Do not have any? Time to watch the video I posted earlier. But to summarize, the best way to gain experience is to provide your services or products to your inner circles. Talk about what you do, spread the word and connect with people who also have some entrepreneurial spirit.

Socialising is not your thing? Well then roll up your sleeves and start creating those passion projects to create quality and strategic content that answers your clients' potential clients and also brings traffic to your portfolio thanks to good SEO practices.

Gaining experience via social media collaborations is probably one of the most fun ways to learn, grow and expand your knowledge. But remember that all that comes from previously built rapport or even friendship. 😌

Consider a volunteer project in exchange for testimonials and experience. This way you keep having a win-win collaboration and even material for a case study later on to explain your process and way of work.

Cold reach-out has never worked for me, as far as I remember. Because it is cold. But you can always establish a friendly connection with someone and later pitch yourself as a helping hand at the right moment. And if they do need you they will let you know. For this method, you might need to gather some patience and plant seeds, not expecting immediate results.
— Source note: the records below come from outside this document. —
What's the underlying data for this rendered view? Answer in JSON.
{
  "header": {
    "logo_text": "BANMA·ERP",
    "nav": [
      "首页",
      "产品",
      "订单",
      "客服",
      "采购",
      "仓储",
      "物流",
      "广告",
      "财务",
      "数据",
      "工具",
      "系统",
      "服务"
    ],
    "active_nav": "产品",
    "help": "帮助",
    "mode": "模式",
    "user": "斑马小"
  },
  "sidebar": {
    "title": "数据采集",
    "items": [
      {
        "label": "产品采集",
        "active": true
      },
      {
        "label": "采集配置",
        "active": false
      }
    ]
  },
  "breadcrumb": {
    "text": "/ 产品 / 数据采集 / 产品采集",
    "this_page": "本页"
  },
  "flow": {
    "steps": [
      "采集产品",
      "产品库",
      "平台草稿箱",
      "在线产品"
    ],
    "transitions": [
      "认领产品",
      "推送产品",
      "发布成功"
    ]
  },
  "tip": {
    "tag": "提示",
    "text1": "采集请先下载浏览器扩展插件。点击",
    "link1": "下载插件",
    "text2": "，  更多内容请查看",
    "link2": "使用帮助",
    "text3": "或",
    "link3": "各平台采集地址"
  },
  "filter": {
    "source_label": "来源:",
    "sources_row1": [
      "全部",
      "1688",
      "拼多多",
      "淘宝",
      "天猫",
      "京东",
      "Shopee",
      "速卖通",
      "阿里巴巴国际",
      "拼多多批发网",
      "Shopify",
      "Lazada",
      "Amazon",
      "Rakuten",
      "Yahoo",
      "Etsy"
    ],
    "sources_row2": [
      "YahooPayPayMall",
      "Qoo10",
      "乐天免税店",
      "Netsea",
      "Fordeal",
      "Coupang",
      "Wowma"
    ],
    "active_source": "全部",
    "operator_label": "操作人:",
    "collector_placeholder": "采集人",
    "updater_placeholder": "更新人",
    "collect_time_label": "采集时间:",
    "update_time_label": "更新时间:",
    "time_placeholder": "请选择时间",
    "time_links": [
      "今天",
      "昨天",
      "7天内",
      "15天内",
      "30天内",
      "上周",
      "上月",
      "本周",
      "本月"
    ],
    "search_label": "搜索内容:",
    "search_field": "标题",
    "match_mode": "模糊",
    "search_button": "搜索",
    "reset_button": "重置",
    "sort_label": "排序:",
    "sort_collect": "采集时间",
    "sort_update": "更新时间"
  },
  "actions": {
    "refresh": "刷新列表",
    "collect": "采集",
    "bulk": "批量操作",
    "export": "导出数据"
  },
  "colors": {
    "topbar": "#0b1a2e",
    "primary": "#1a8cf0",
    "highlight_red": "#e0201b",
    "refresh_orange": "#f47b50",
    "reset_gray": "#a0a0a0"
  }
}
Freelance platforms are a great place to test all of your skills at once. Also, do not forget to check their requirements and algorithms. Plus the competition can help you with learning what to do and what not to do. 😉

Here is a list of some of them:

6. Visibility

This is probably the most important step for successful entrepreneurship and freelancing. Showing up and being visible. Where do your clients hang out? Online and offline. Where they can find you, hear and see you? What is your social media presence like? Do you have at least one social media where you show your expertise and passion for your work?
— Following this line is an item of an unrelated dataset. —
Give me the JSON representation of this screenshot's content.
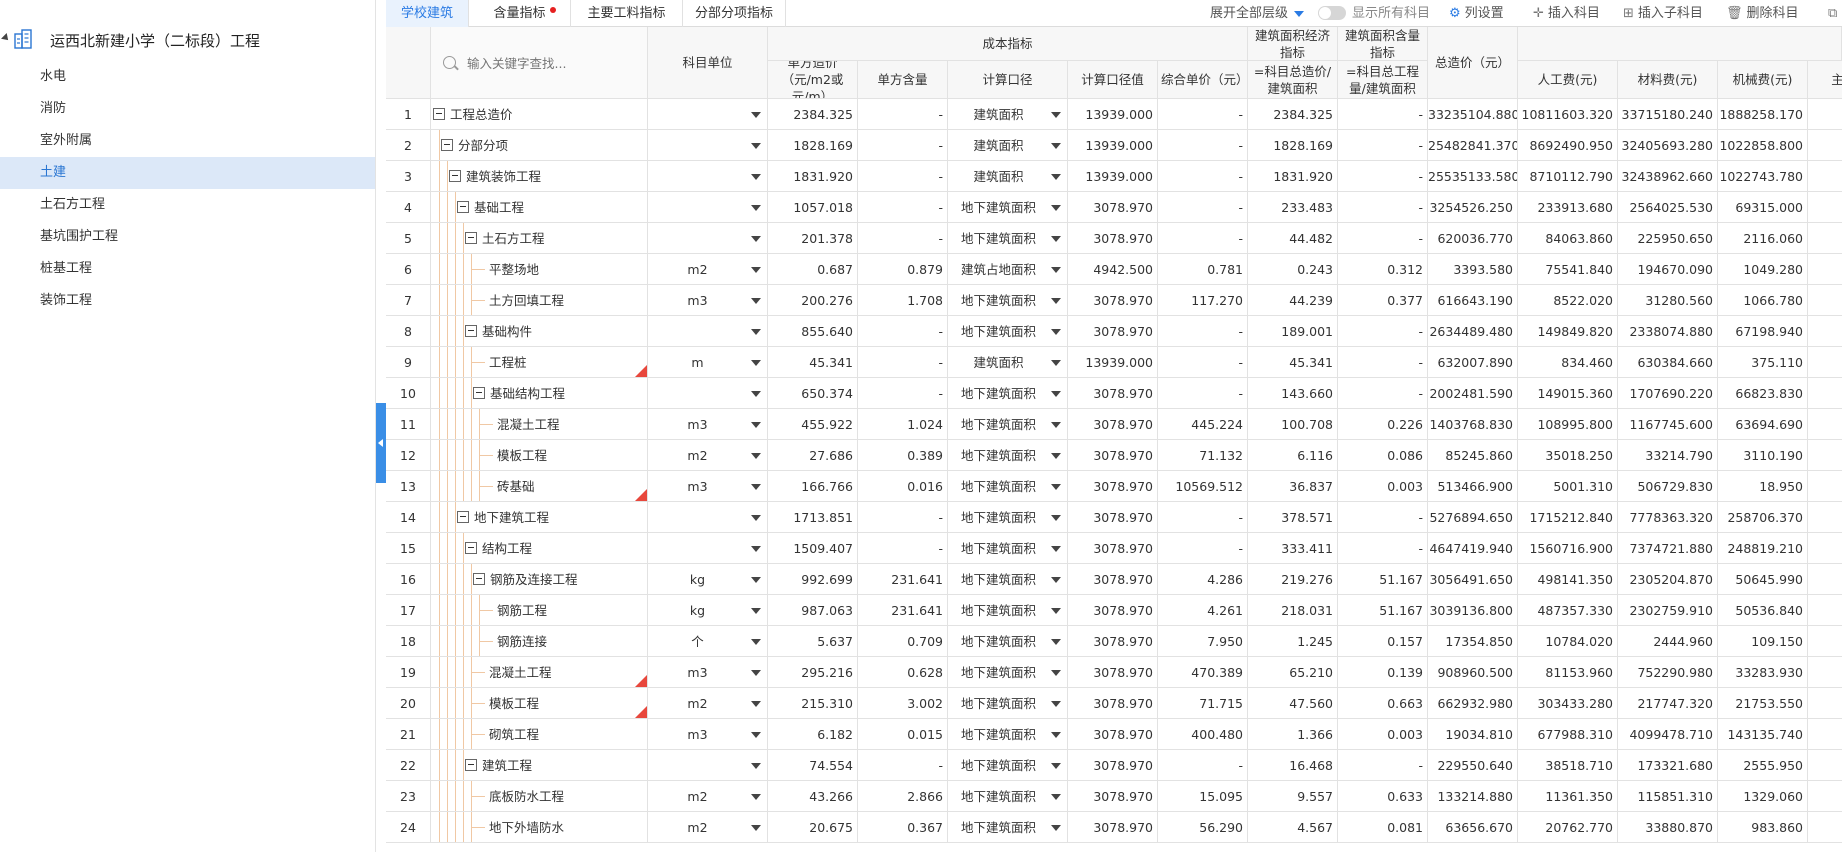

Here are some of the reasons to help you get more serious and intentional about your social media presence and visibility (even if you are introverted or don’t like social media):

  • To stay updated on new shifts in your industry
  • Network with peers and potential clients
  • Ask for help when you need it
  • Help someone else and gain credibility by doing so
  • Collaborate
  • Get inspired and inspire others

A couple of valuable pieces of advice I would share with anyone starting with social media would be… Consider your content strategy and forget about generating AI posts with the generic “3 tips to…” since those do not work anymore, at least for starting accounts. And especially if you do not contribute to those posts with any real value, story, examples or unique twist. Raw, authentic content is more appreciated than the flashy edits of unsustainable advice, at least in my opinion. Sharing your journey is more exciting than posting polished posts of perfect life and work situations.

Make your portfolio speak for you, answer questions instead of you and also give an idea of who you are. Do not forget about your SEO. 😉

Humans buy from humans.

7. Relationships 🫂

Clients, peers, organisations, friends and acquaintances, nurture your relationships since you never know what might blossom from each one of them. 🌸

When doing business do not exclude the human factor and check in on people just because you thought of them. It makes a difference.
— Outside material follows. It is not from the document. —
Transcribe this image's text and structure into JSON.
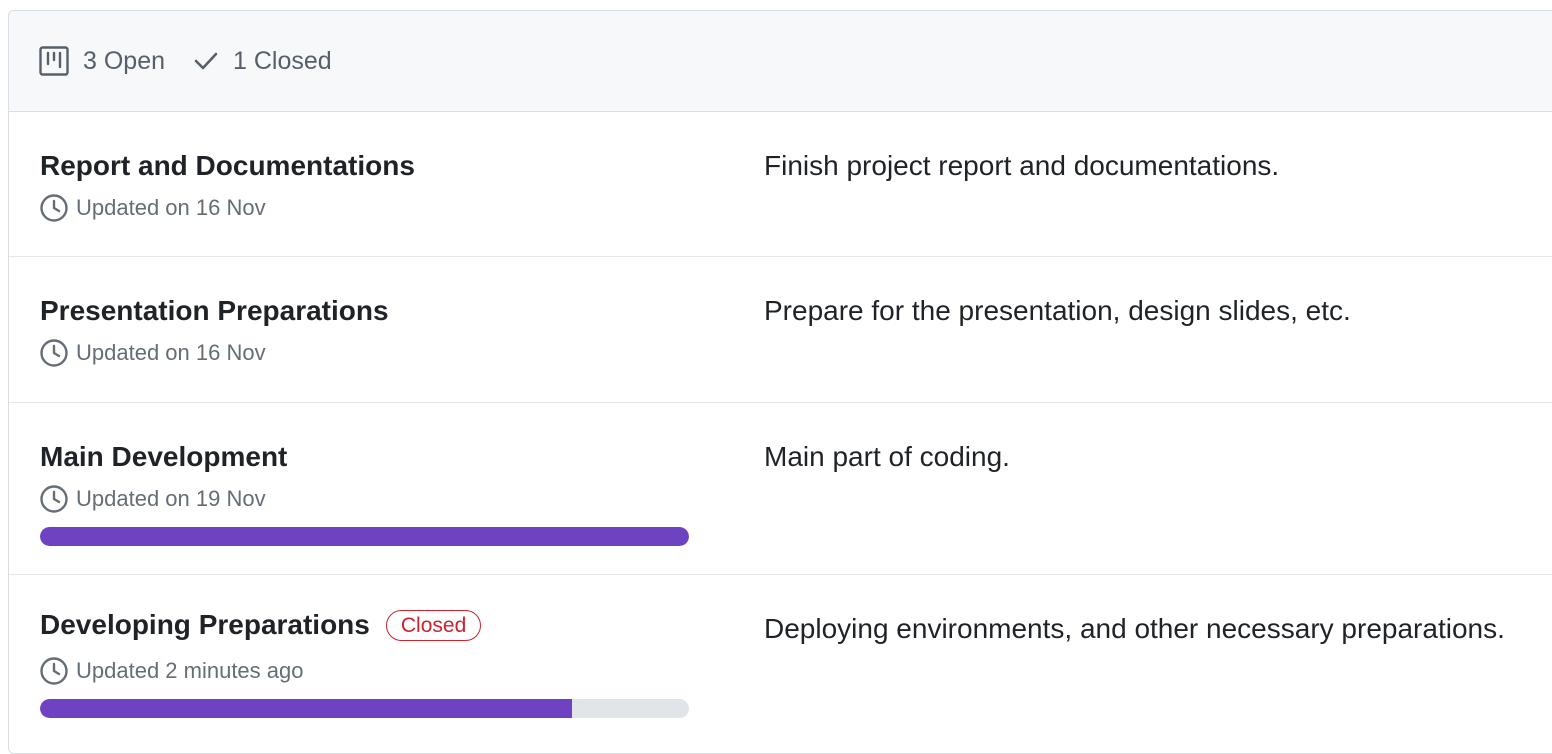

Do not underestimate the power of rapport. Try to connect with people on a deeper level and find things you have in common.

It's easier to be yourself to attract the people who want to work with you exactly.

When in doubt about your relationships and their power, journal. I tried therapeutic journaling over the winter months and it ended up being extremely helpful for my understanding of my female relationships. Here is a link to a document with instructions on how to do it. It is not complicated at all.

We are the sum of three people we hangout with.


Entrepreneurship, freelancing or solopreneurship are not for everyone. It requires grit and self-discipline. But if you have thought about it for a while, do it. Start today.

Successful people don’t mind helping ambitious people to also succeed. Remember that.


You made it here?! 😮 👏🏽Thank you for reading until the end!